A year and a day ago, the Argentine family in whose posada we were staying invited us to join them for Christmas dinner. For us Englanders, there was a twist: the dinner was held not on Christmas Day, but – in traditional Argentine fashion – late on Christmas Eve. Midnight was greeted with cheers, present-opening and the crackle of fireworks across the Chilecito sky, as the dinner rolled on into the wee small hours of the morning. December 25 was uneventful; by nightfall, the city was more or less back to normal.

Much like the Argentines, it seems the Mexicans aren’t much for deferred gratification. The family that runs the B&B where we’re currently staying were kind enough to invite us to their Christmas dinner, which began last night at 10pm. For them, as apparently for many Mexican families, the Christmas Eve feast is the main festive event, and December 25 is merely the morning after. Later today, we’re cycling up to the hilltop archaeological site of Monte Albán, which – like all the city’s civic-owned sights and museums – is open on Christmas Day. Then, after dark, we’re taking in a concert and meeting a couple of new friends for drinks, before heading back to pack up as we prepare to continue our journey north tomorrow morning.

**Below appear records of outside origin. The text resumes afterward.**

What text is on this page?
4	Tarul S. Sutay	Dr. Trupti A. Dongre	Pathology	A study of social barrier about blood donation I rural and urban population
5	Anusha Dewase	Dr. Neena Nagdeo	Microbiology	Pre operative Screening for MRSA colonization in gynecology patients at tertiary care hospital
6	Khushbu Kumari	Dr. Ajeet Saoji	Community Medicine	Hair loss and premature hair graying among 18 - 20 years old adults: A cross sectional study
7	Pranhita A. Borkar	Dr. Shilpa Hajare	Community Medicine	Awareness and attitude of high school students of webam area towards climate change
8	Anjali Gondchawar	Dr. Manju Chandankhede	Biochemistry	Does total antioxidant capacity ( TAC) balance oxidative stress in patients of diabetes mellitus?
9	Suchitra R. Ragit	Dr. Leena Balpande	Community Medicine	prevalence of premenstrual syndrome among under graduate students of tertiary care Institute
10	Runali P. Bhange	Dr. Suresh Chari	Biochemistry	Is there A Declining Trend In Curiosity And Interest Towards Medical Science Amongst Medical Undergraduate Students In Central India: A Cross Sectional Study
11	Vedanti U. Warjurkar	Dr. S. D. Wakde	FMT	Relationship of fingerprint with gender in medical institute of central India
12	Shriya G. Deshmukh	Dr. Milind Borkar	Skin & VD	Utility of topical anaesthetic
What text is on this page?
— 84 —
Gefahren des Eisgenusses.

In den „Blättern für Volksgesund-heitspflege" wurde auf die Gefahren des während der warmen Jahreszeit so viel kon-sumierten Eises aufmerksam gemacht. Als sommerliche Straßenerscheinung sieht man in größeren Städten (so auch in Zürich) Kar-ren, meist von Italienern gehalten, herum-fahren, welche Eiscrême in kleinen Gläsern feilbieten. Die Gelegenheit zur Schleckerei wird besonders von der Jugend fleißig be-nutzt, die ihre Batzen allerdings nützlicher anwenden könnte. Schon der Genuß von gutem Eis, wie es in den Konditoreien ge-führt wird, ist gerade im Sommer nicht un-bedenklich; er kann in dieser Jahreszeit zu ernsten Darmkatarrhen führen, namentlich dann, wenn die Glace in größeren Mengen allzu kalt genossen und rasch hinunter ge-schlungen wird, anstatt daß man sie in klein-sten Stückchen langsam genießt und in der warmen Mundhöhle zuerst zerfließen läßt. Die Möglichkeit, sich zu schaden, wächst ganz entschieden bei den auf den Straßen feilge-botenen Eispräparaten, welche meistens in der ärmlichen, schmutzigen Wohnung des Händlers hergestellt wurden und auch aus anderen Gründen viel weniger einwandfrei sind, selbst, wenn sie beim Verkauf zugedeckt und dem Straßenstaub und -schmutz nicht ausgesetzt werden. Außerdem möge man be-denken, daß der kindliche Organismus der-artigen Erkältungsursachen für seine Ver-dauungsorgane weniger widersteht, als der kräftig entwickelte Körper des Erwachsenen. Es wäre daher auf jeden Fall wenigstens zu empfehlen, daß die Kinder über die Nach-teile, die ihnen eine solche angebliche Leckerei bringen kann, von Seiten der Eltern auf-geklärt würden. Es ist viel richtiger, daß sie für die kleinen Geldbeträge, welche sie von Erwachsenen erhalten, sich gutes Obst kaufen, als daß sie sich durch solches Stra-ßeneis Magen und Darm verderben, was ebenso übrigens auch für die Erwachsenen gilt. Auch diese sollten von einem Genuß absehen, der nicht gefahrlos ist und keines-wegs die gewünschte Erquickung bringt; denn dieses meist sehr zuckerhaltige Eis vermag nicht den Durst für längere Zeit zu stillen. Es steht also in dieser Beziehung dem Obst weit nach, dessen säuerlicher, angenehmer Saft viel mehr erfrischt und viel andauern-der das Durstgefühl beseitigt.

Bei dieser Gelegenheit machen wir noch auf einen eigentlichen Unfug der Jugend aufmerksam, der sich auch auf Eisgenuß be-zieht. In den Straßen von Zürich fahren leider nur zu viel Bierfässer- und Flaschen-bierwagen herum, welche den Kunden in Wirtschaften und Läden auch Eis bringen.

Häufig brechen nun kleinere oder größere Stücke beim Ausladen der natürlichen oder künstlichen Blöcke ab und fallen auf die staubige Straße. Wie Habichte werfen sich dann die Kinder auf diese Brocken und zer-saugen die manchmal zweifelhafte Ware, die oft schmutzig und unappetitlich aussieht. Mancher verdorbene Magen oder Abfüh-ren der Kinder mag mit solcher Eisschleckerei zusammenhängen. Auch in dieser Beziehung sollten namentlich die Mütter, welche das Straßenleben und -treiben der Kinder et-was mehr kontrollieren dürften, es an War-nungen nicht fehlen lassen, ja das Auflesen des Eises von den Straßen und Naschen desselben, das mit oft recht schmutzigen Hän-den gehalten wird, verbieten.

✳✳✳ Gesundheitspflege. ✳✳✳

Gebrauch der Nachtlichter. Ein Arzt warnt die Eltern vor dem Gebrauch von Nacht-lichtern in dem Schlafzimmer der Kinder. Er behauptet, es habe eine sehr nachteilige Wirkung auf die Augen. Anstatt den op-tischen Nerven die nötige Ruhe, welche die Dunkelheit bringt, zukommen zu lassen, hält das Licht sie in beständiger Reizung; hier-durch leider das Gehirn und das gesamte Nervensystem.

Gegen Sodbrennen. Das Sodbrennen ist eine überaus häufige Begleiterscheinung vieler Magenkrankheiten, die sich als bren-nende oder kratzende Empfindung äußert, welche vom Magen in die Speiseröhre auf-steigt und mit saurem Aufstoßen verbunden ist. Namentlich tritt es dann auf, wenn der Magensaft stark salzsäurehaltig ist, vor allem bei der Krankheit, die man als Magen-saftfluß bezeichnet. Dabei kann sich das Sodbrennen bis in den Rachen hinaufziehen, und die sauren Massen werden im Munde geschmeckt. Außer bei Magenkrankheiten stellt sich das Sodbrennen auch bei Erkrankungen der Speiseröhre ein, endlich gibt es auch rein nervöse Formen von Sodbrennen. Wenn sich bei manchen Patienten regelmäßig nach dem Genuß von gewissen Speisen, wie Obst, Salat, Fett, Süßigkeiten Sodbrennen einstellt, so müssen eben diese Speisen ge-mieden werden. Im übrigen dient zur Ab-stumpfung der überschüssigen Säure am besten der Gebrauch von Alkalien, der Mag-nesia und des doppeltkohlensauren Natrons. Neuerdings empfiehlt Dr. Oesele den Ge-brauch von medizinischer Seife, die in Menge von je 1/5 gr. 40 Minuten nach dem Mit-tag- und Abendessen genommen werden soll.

Home, if we can still call it that, never feels quite as far away as it does at Christmas. It’s now three years since we had something approaching a normal December – this year in Mexico, last year in the Argentine desert, 2012 in the Homerton Hospital (Will as a three-week in-patient, Ruth as a twice-daily visitor) – and we miss seeing the year draw to a close in London: the crisp air, the lights and the fires, the little customs and traditions that were once embedded in our annual routines. (January, of course, is another matter.) Twelve months from now, we’ll be glad to reacquaint ourselves with the English festive season. In the meantime, though, from the middle of Mexico, have yourselves a merry little Christmas and a happy new year.